There are a variety of methods and techniques available, as well as libraries in a wide variety of languages. Given that Python is popular in the academic data science community, I focused on that. I started looking into TF-IDF (Term Frequency — Inverse Document Frequency) which initially appeared to be a viable choice. However, after finding a useful comparison of the results, I looked at RAKE (popular library, but abandoned and due to a bug, does better at short demos than real tasks), BERT (another popular library, I moved on after digging into test cases), and finally settled on using TextRank (PDF) as implemented in Gensim¹.

Using TextRank, I could easily read all of my posts, generate keywords, then, using python-frontmatter, write the updated front matter back to the file. Then use Hugo’s native Related Content feature.

This feature is relatively simple and adds little time to the building process — so there’s little impact on workflow, and the live reload feature works just as well. While the feature isn’t particularly sophisticated, it works well enough to get the job done.

Using it can be as simple as adding a related.html file to partials with some simple code:

{{ $related := .Site.RegularPages.Related . | first 5 }}
{{ with $related }}
    <h3>See Also</h3>
    <ul>
    {{ range . }}
    <li><a href="{{ .RelPermalink }}">{{ .Title }}</a></li>
    {{ end }}
    </ul>
{{ end }}

Then include it with {{ partial "related" . }} in your partials/article.html file. Simple as can be.

Bringing it to Life #

I wrote a relatively simple Python script to generate keywords for all posts, and this can be run before building the site (or committing changes, if you have an automated workflow).
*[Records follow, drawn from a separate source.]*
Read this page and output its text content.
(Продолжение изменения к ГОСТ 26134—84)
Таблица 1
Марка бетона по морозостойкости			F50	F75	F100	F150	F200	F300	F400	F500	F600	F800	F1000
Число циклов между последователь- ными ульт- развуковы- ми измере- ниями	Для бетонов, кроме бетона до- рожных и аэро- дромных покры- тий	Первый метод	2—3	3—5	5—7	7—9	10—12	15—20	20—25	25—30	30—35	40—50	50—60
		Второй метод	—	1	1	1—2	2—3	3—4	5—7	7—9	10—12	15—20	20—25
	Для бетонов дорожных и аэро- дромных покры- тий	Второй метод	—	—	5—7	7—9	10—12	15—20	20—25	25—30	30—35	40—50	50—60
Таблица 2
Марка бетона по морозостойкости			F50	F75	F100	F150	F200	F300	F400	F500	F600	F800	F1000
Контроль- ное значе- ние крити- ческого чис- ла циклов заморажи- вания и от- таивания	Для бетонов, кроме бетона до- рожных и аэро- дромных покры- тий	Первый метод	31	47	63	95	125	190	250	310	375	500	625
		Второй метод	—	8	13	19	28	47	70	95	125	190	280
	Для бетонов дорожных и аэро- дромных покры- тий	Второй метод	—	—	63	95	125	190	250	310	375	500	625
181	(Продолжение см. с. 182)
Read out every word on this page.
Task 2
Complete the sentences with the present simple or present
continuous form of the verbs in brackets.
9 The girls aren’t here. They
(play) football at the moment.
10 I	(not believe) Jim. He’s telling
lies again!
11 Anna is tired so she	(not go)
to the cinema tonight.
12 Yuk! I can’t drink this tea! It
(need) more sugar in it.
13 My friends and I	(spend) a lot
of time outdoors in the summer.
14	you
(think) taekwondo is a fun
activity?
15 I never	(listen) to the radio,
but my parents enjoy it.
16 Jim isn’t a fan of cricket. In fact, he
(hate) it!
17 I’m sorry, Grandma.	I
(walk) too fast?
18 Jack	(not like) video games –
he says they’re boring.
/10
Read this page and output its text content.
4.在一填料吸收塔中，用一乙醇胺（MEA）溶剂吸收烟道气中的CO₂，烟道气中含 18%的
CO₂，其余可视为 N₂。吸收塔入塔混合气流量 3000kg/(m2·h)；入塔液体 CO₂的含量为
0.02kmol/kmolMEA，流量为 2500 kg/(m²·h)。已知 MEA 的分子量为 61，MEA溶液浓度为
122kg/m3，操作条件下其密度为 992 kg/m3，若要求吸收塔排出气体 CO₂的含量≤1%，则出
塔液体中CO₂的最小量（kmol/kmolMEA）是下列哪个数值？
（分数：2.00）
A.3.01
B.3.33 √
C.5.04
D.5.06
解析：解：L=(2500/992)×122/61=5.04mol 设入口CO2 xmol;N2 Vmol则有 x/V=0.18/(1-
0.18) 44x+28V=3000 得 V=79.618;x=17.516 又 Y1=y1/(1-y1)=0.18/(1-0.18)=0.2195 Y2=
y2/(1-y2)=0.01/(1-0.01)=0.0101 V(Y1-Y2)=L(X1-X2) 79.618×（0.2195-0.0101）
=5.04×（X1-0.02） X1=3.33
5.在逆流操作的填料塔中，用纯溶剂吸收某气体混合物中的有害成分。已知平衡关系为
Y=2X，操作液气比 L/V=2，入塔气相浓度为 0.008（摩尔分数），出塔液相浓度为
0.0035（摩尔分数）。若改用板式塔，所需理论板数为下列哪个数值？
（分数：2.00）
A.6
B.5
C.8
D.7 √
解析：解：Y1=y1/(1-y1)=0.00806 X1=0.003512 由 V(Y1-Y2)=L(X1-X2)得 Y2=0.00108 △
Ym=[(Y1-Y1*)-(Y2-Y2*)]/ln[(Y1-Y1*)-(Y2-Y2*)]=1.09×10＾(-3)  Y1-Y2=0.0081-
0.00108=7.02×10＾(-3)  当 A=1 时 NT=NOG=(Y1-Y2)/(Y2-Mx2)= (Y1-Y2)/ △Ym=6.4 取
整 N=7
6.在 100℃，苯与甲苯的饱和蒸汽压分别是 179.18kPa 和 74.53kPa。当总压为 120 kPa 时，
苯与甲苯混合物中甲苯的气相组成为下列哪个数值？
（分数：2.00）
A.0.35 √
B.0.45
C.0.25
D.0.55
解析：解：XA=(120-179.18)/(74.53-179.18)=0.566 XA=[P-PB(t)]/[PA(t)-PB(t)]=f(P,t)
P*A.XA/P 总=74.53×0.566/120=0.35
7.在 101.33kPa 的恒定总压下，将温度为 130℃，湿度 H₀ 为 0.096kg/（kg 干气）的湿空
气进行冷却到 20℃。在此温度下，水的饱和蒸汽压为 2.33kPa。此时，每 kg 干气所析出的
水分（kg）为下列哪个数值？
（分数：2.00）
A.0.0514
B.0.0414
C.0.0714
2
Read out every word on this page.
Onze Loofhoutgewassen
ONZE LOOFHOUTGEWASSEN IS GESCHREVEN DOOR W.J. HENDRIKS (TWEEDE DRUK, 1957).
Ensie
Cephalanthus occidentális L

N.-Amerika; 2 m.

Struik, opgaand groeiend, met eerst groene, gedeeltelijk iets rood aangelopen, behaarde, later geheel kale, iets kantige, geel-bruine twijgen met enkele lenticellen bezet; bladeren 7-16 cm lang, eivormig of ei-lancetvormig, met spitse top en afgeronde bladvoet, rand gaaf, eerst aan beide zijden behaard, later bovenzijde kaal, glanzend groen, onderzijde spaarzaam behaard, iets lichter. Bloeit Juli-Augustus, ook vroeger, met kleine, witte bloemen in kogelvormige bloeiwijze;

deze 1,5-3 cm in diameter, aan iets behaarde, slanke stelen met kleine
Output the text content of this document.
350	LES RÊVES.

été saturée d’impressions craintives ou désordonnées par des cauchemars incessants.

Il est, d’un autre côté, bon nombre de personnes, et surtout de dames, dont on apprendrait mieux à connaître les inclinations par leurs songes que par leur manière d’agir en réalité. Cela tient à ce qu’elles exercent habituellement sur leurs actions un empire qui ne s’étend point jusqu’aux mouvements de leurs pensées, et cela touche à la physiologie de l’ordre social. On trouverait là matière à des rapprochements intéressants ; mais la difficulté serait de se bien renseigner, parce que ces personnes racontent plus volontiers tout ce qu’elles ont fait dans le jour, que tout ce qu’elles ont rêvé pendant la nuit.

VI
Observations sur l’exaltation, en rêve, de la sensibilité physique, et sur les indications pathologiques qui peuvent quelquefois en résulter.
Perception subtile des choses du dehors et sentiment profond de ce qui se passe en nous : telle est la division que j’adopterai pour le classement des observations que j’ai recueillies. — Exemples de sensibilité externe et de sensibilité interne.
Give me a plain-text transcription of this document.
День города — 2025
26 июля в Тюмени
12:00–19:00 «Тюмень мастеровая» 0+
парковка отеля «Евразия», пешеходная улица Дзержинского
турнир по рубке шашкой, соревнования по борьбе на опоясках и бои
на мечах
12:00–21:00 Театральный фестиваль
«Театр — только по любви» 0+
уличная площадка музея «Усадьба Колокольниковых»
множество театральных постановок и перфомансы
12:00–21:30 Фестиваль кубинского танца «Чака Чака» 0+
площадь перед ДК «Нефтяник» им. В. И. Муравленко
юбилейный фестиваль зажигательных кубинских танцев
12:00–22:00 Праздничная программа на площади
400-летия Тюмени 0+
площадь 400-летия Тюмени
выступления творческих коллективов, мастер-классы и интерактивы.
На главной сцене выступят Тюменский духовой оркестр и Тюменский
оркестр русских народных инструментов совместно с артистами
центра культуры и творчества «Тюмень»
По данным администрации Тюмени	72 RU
This script allows me to have exactly what I wanted: content-based related content, without manually managing keywords.

Important: This will replace all keywords; if you already have keywords on your posts, this will replace them.

This script is set up for my needs and my workflow; if you wish to use it, you may need to make some changes to ensure that it works correctly for you.

Hopefully, others will find this helpful, and help to address a limitation in Hugo.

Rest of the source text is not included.